Differences in rsFC across COC phases
Next to the investigation of rsFC across the MC, this investigation aimed at examining the influence of the COC phases on network connectivity. The main analysis did not find alterations between COC phases. This is in accordance with previous EEG studies using power analyses that reported no alterations across the OC cycle in alpha and theta power.19,20 In contrast, Brötzner et al. 17 observed a higher alpha centre frequency in parieto-occipital electrodes during the active pill phase in two different samples, compared to the pause. Varying results across studies might be explained by the androgenic features of the synthetic progestins contained in the OCs used by the study samples. 68 As both the present study and the samples of Brötzner et al. 17 included participants using a variety of COCs without subgroup analysis—and some studies did not report COC features 19 —it might be that the mixture of included COCs contributes to discrepancies in the results.

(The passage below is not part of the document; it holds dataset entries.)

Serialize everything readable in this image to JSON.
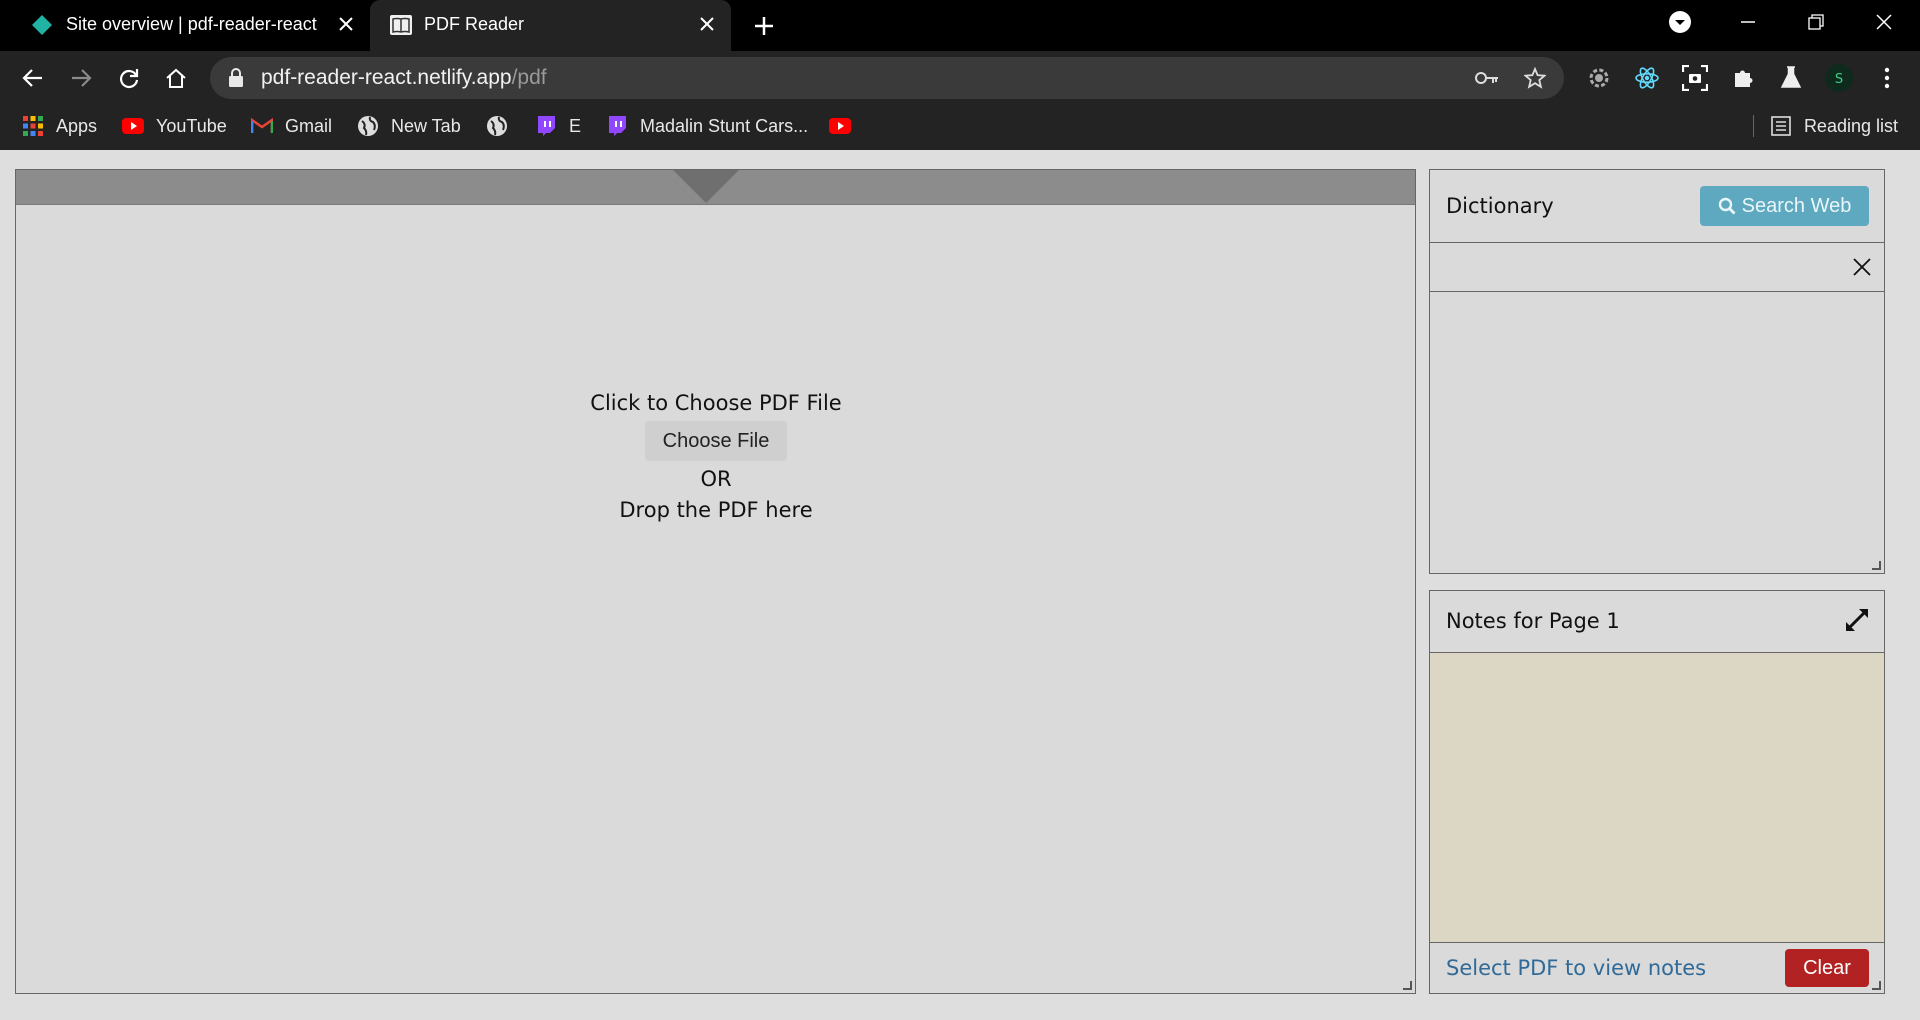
{
  "browser": {
    "tabs": [
      {
        "title": "Site overview | pdf-reader-react",
        "icon": "netlify-diamond-icon",
        "active": false
      },
      {
        "title": "PDF Reader",
        "icon": "book-icon",
        "active": true
      }
    ],
    "address": {
      "host": "pdf-reader-react.netlify.app",
      "path": "/pdf"
    },
    "bookmarks": [
      {
        "label": "Apps",
        "icon": "apps-grid-icon"
      },
      {
        "label": "YouTube",
        "icon": "youtube-icon"
      },
      {
        "label": "Gmail",
        "icon": "gmail-icon"
      },
      {
        "label": "New Tab",
        "icon": "globe-icon"
      },
      {
        "label": "",
        "icon": "globe-icon"
      },
      {
        "label": "E",
        "icon": "twitch-icon"
      },
      {
        "label": "Madalin Stunt Cars...",
        "icon": "twitch-icon"
      },
      {
        "label": "",
        "icon": "youtube-icon"
      }
    ],
    "reading_list": "Reading list"
  },
  "pdf": {
    "prompt": "Click to Choose PDF File",
    "choose_button": "Choose File",
    "or_text": "OR",
    "drop_text": "Drop the PDF here"
  },
  "dictionary": {
    "title": "Dictionary",
    "search_button": "Search Web"
  },
  "notes": {
    "title": "Notes for Page 1",
    "hint": "Select PDF to view notes",
    "clear_button": "Clear"
  },
  "colors": {
    "search_button": "#5ea9bf",
    "clear_button": "#b22222",
    "notes_background": "#dcd6c4",
    "hint_text": "#2f6a98"
  }
}
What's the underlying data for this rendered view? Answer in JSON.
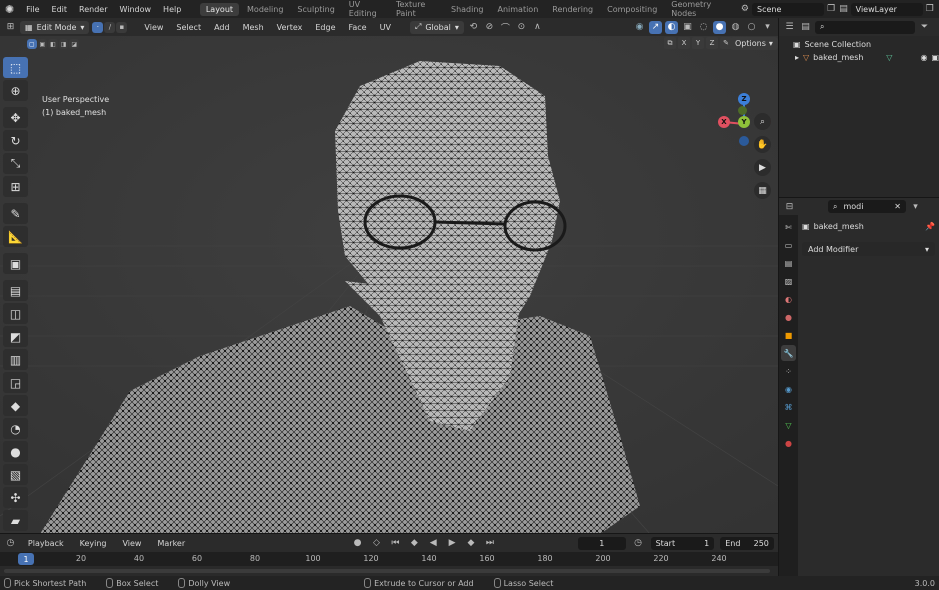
{
  "topbar": {
    "menus": [
      "File",
      "Edit",
      "Render",
      "Window",
      "Help"
    ],
    "workspaces": [
      "Layout",
      "Modeling",
      "Sculpting",
      "UV Editing",
      "Texture Paint",
      "Shading",
      "Animation",
      "Rendering",
      "Compositing",
      "Geometry Nodes"
    ],
    "active_workspace": "Layout",
    "scene": "Scene",
    "view_layer": "ViewLayer"
  },
  "viewport_header": {
    "mode": "Edit Mode",
    "menus": [
      "View",
      "Select",
      "Add",
      "Mesh",
      "Vertex",
      "Edge",
      "Face",
      "UV"
    ],
    "orientation": "Global",
    "options": "Options",
    "axes": [
      "X",
      "Y",
      "Z"
    ]
  },
  "viewport": {
    "view_name": "User Perspective",
    "object_label": "(1) baked_mesh",
    "gizmo": {
      "x": "X",
      "y": "Y",
      "z": "Z"
    }
  },
  "timeline": {
    "menus": [
      "Playback",
      "Keying",
      "View",
      "Marker"
    ],
    "current_frame": "1",
    "start_label": "Start",
    "start": "1",
    "end_label": "End",
    "end": "250",
    "ticks": [
      "20",
      "40",
      "60",
      "80",
      "100",
      "120",
      "140",
      "160",
      "180",
      "200",
      "220",
      "240"
    ],
    "ruler_frame": "1"
  },
  "statusbar": {
    "items": [
      "Pick Shortest Path",
      "Box Select",
      "Dolly View",
      "Extrude to Cursor or Add",
      "Lasso Select"
    ],
    "version": "3.0.0"
  },
  "outliner": {
    "collection": "Scene Collection",
    "object": "baked_mesh"
  },
  "properties": {
    "search": "modi",
    "object": "baked_mesh",
    "add_modifier": "Add Modifier"
  },
  "colors": {
    "accent": "#4772b3",
    "x_axis": "#e05060",
    "y_axis": "#8fc23a",
    "z_axis": "#3c7fd8"
  }
}
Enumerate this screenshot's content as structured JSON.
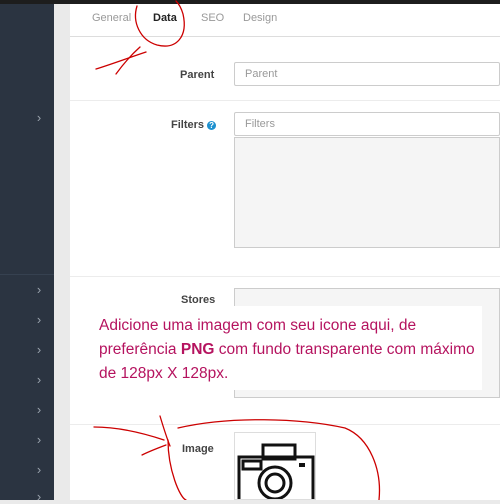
{
  "tabs": [
    {
      "label": "General",
      "active": false
    },
    {
      "label": "Data",
      "active": true
    },
    {
      "label": "SEO",
      "active": false
    },
    {
      "label": "Design",
      "active": false
    }
  ],
  "form": {
    "parent_label": "Parent",
    "parent_placeholder": "Parent",
    "filters_label": "Filters",
    "filters_help_icon": "?",
    "filters_placeholder": "Filters",
    "stores_label": "Stores",
    "image_label": "Image",
    "image_icon": "camera-icon"
  },
  "annotation": {
    "text_start": "Adicione uma imagem com seu icone aqui, de preferência ",
    "text_bold": "PNG",
    "text_end": " com fundo transparente com máximo de 128px X 128px.",
    "color": "#b5135f"
  },
  "sidebar": {
    "arrow_glyph": "›"
  },
  "colors": {
    "sidebar_bg": "#2b3441",
    "help_icon": "#1e91cf",
    "pen_red": "#cc0000"
  }
}
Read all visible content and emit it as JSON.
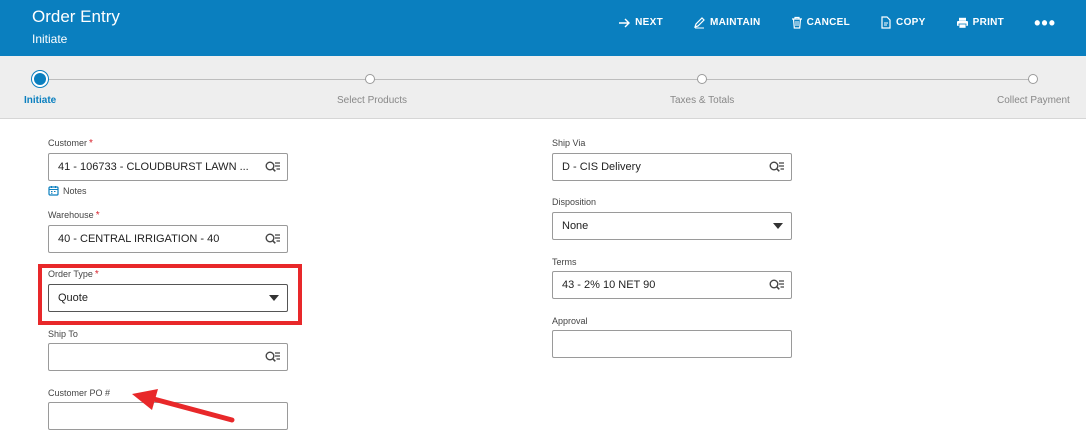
{
  "header": {
    "title": "Order Entry",
    "subtitle": "Initiate",
    "actions": [
      {
        "label": "NEXT",
        "icon": "arrow-right-icon"
      },
      {
        "label": "MAINTAIN",
        "icon": "pencil-icon"
      },
      {
        "label": "CANCEL",
        "icon": "trash-icon"
      },
      {
        "label": "COPY",
        "icon": "copy-icon"
      },
      {
        "label": "PRINT",
        "icon": "printer-icon"
      }
    ],
    "more_label": "•••"
  },
  "stepper": {
    "steps": [
      {
        "label": "Initiate",
        "active": true
      },
      {
        "label": "Select Products",
        "active": false
      },
      {
        "label": "Taxes & Totals",
        "active": false
      },
      {
        "label": "Collect Payment",
        "active": false
      }
    ]
  },
  "form": {
    "required_mark": "*",
    "customer": {
      "label": "Customer",
      "value": "41 - 106733 - CLOUDBURST LAWN ..."
    },
    "notes_label": "Notes",
    "warehouse": {
      "label": "Warehouse",
      "value": "40 - CENTRAL IRRIGATION - 40"
    },
    "order_type": {
      "label": "Order Type",
      "value": "Quote"
    },
    "ship_to": {
      "label": "Ship To",
      "value": ""
    },
    "customer_po": {
      "label": "Customer PO #",
      "value": ""
    },
    "ship_via": {
      "label": "Ship Via",
      "value": "D - CIS Delivery"
    },
    "disposition": {
      "label": "Disposition",
      "value": "None"
    },
    "terms": {
      "label": "Terms",
      "value": "43 - 2% 10 NET 90"
    },
    "approval": {
      "label": "Approval",
      "value": ""
    }
  },
  "colors": {
    "header_bg": "#0a7fbf",
    "highlight": "#e8282a",
    "required": "#d9232e"
  }
}
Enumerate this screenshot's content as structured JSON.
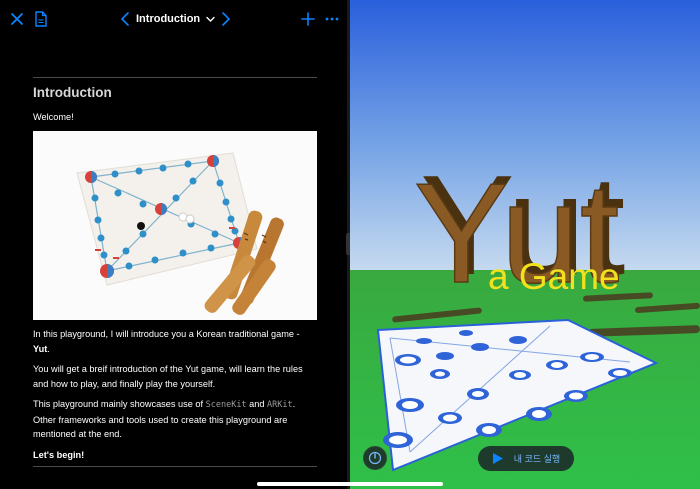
{
  "header": {
    "title": "Introduction",
    "icons": {
      "close": "close-icon",
      "document": "document-icon",
      "back": "chevron-left-icon",
      "forward": "chevron-right-icon",
      "dropdown": "chevron-down-icon",
      "add": "plus-icon",
      "more": "ellipsis-icon"
    }
  },
  "page": {
    "heading": "Introduction",
    "welcome": "Welcome!",
    "para1_pre": "In this playground, I will introduce you a Korean traditional game - ",
    "para1_bold": "Yut",
    "para1_post": ".",
    "para2": "You will get a breif introduction of the Yut game, will learn the rules and how to play, and finally play the yourself.",
    "para3_pre": "This playground mainly showcases use of ",
    "para3_code1": "SceneKit",
    "para3_mid": " and ",
    "para3_code2": "ARKit",
    "para3_post": ". Other frameworks and tools used to create this playground are mentioned at the end.",
    "para4": "Let's begin!"
  },
  "scene": {
    "title_3d": "Yut",
    "subtitle": "a Game",
    "run_button": "내 코드 실행"
  },
  "colors": {
    "accent": "#0a84ff",
    "sky_top": "#2f66dd",
    "grass": "#2fb845",
    "subtitle": "#f2e21e",
    "wood": "#6b4a22"
  }
}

Region-specific changes across COC phases have been observed in a previous fMRI study. Petersen et al. 81 reported higher connectivity in the left middle frontal gyrus—investigated as part of the executive control network (ECN)—during the pause compared to the pill phase. However, the same study reported no alterations in the default mode network (DMN). 81 Additionally, Bondt et al. 82 did not report connectivity alterations in either the ECN or the DMN in resting-state fMRI due to OC use. As mentioned before, differences in COC composition (i.e. contained progestin) and the half-life of synthetic hormones may contribute to the inconsistencies in results and limit comparisons between studies. 68 Hence, future studies should differentiate between OC types with different pharmacokinetic and pharmacodynamic characteristics and assess the level of both, progestin and synthetic oestrogen in addition to the endogenous hormone levels, for a better interpretation of the influence of COCs on rsFC.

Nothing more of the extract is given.